Despite what he’d vowed to himself, the idea was too good to ignore. “Come to Chicago, Andi. There are carpal tunnel sufferers in every office on Michigan Avenue. With your talent and charisma, you could build up a business in no time.”
She closed the distance between them and took his face in her hands. “And you? What would you be doing while I ran up and down Michigan Avenue in my tights and leotard?”
“Carrying your yoga mat.”
“Never kid a kidder, Chance.” She stood on tiptoe and kissed him gently. “You’d be working those fourteenhour days Nicole’s told me about. I’d be lucky to catch a glimpse of the tailored sleeve of your Armani suit jacket as you whipped by.”
He wound his arms around her and almost groaned aloud at the pleasure of pulling her close. “Wrong. I’d go without sleep before I gave up making love to you.”
“Did you hear what you just said?” she admonished, and kissed him again, slipping her tongue into his mouth before drawing away again.
“Yeah, I asked you to keep French-kissing me for about a hundred years, give or take a decade.”
“You offered to give up sleep. Not work. Sleep. No, my workaholic lover. I’m not adding myself to your packed schedule.”
“Then I’ll just have to kidnap you.” He delved into her lush mouth and tried to forget that tomorrow at this time he wouldn’t be able to kiss her. He wouldn’t be able to run his hand over her smooth back and cup her firm behind. He wouldn’t be able to pull down the straps of her swimsuit and kiss her warm breasts.
And he wouldn’t have to try to remember where he’d thrown the box of condoms when he’d brought them down to the beach. During these last few hours, he’d considered stringing the box around his neck so he’d never be without, just
in case she started doing what she was doing right this minute. She’d reached inside his swimsuit to caress him in ways that meant he’d better find that box, and fast.
“Wait,” he said, gasping as she fondled him with the exquisite talent he’d learned to associate with Andi. “Let me get the—” He glanced toward the towel where he remembered leaving the box of condoms. A raven was pecking at the box. “Hey! Scram!”

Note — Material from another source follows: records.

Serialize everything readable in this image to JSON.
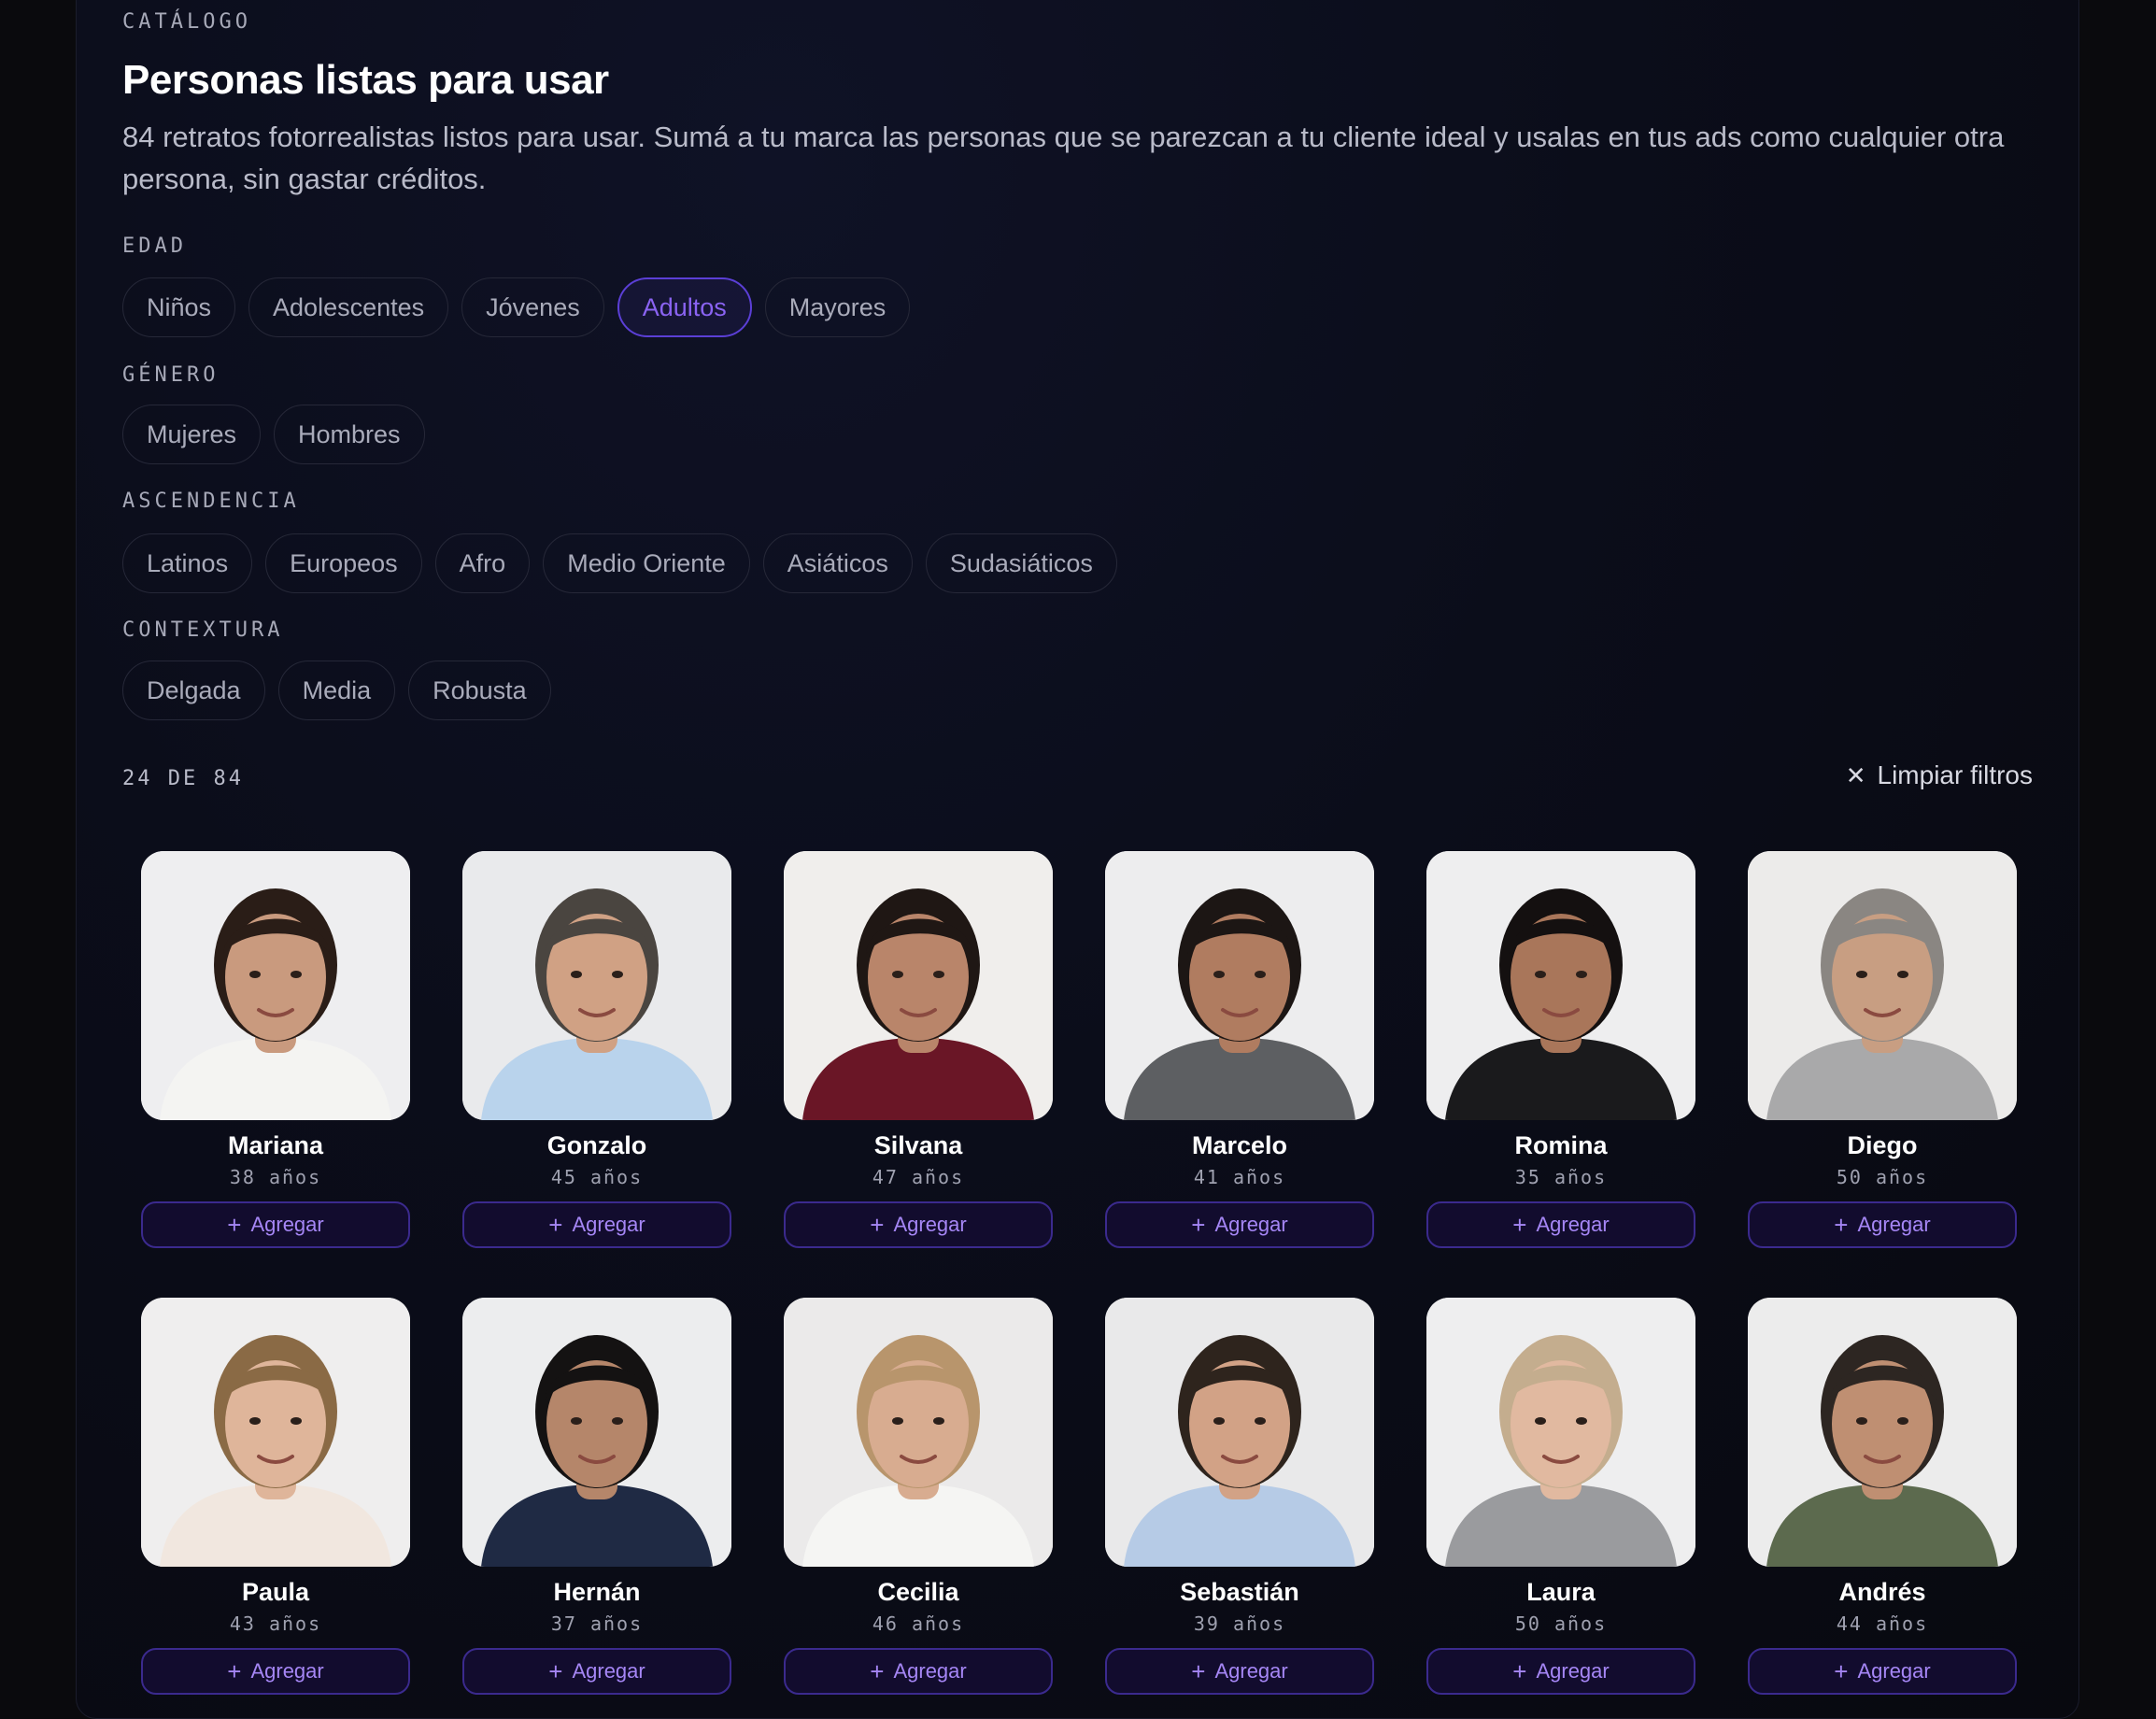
{
  "header": {
    "eyebrow": "CATÁLOGO",
    "title": "Personas listas para usar",
    "description": "84 retratos fotorrealistas listos para usar. Sumá a tu marca las personas que se parezcan a tu cliente ideal y usalas en tus ads como cualquier otra persona, sin gastar créditos."
  },
  "filters": [
    {
      "label": "EDAD",
      "chips": [
        {
          "label": "Niños",
          "active": false
        },
        {
          "label": "Adolescentes",
          "active": false
        },
        {
          "label": "Jóvenes",
          "active": false
        },
        {
          "label": "Adultos",
          "active": true
        },
        {
          "label": "Mayores",
          "active": false
        }
      ]
    },
    {
      "label": "GÉNERO",
      "chips": [
        {
          "label": "Mujeres",
          "active": false
        },
        {
          "label": "Hombres",
          "active": false
        }
      ]
    },
    {
      "label": "ASCENDENCIA",
      "chips": [
        {
          "label": "Latinos",
          "active": false
        },
        {
          "label": "Europeos",
          "active": false
        },
        {
          "label": "Afro",
          "active": false
        },
        {
          "label": "Medio Oriente",
          "active": false
        },
        {
          "label": "Asiáticos",
          "active": false
        },
        {
          "label": "Sudasiáticos",
          "active": false
        }
      ]
    },
    {
      "label": "CONTEXTURA",
      "chips": [
        {
          "label": "Delgada",
          "active": false
        },
        {
          "label": "Media",
          "active": false
        },
        {
          "label": "Robusta",
          "active": false
        }
      ]
    }
  ],
  "results": {
    "count": "24 DE 84",
    "clear_label": "Limpiar filtros",
    "clear_icon": "close-icon"
  },
  "add_label": "Agregar",
  "add_icon": "plus-icon",
  "personas": [
    {
      "name": "Mariana",
      "age": "38 años",
      "hair": "#2a1d17",
      "skin": "#c99a7e",
      "shirt": "#f4f4f2",
      "bg": "#eeeef0"
    },
    {
      "name": "Gonzalo",
      "age": "45 años",
      "hair": "#4a4540",
      "skin": "#d0a184",
      "shirt": "#b9d3ec",
      "bg": "#e9eaec"
    },
    {
      "name": "Silvana",
      "age": "47 años",
      "hair": "#1f1714",
      "skin": "#b9856a",
      "shirt": "#6a1626",
      "bg": "#f0eeec"
    },
    {
      "name": "Marcelo",
      "age": "41 años",
      "hair": "#1c1614",
      "skin": "#b07c60",
      "shirt": "#5d5f62",
      "bg": "#ededee"
    },
    {
      "name": "Romina",
      "age": "35 años",
      "hair": "#141010",
      "skin": "#a9765a",
      "shirt": "#1a1a1c",
      "bg": "#eeeeef"
    },
    {
      "name": "Diego",
      "age": "50 años",
      "hair": "#8a8682",
      "skin": "#c89e82",
      "shirt": "#a9a9aa",
      "bg": "#ecebea"
    },
    {
      "name": "Paula",
      "age": "43 años",
      "hair": "#8a6a45",
      "skin": "#dfb59a",
      "shirt": "#f1e7df",
      "bg": "#efeeee"
    },
    {
      "name": "Hernán",
      "age": "37 años",
      "hair": "#141212",
      "skin": "#b5866a",
      "shirt": "#1f2a44",
      "bg": "#ecedee"
    },
    {
      "name": "Cecilia",
      "age": "46 años",
      "hair": "#b8956c",
      "skin": "#d8ac90",
      "shirt": "#f5f5f3",
      "bg": "#ebeaea"
    },
    {
      "name": "Sebastián",
      "age": "39 años",
      "hair": "#2e241d",
      "skin": "#d2a286",
      "shirt": "#b6cbe6",
      "bg": "#e9e9ea"
    },
    {
      "name": "Laura",
      "age": "50 años",
      "hair": "#c4ad8e",
      "skin": "#e1b9a0",
      "shirt": "#9a9b9e",
      "bg": "#eeeeef"
    },
    {
      "name": "Andrés",
      "age": "44 años",
      "hair": "#2d2622",
      "skin": "#bf8f72",
      "shirt": "#5c6a4e",
      "bg": "#ececec"
    }
  ]
}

He ran, or more accurately, considering his aroused state, he lurched toward the towel. The raven took the box in its beak and flapped skyward. “Oh, no, you don’t, birdbrain!” He leaped like a star pass receiver and grabbed the box, wrenching it from the bird’s claws. Then he did a belly flop into the sand. It knocked the wind from him, but it wasn’t hitting his belly that caused him to grimace in pain.
“Chance?” She hurried over to him and crouched beside him. “Are you okay?”
“I think…I broke…my…pride and joy.”
“Turn over and let me look.”
He spit out some sand and struggled to draw a breath. “You’re laughing, aren’t you?”
There was a muffled sound, and then she cleared her throat. “I wouldn’t laugh about a thing like this. Come on, roll over.”
He did, drawing another tortured breath in the process.
“Poor baby.” She brushed the sand from his heaving chest. “Knocked the breath right out of you.”
“Damn wildlife.”
“Let’s see if I can inflate you again.” She eased his swimsuit down. “Why lookee here! It’s a valve!”
Laughing made his chest hurt, but he couldn’t help it. “I think I squashed it.”
“Oh, I’ll bet it still works.”
Darned if she wasn’t right. Not long after she put her mouth there, he felt ready to explode. “Easy, Andi. Easy, sweetheart.”
She kissed her way up his chest and smiled down at him. “Time to put the cap on,” she said, taking the condom box from his unresisting fingers. She pulled out a cellophane-wrapped package. “Uh-oh. Beak holes.”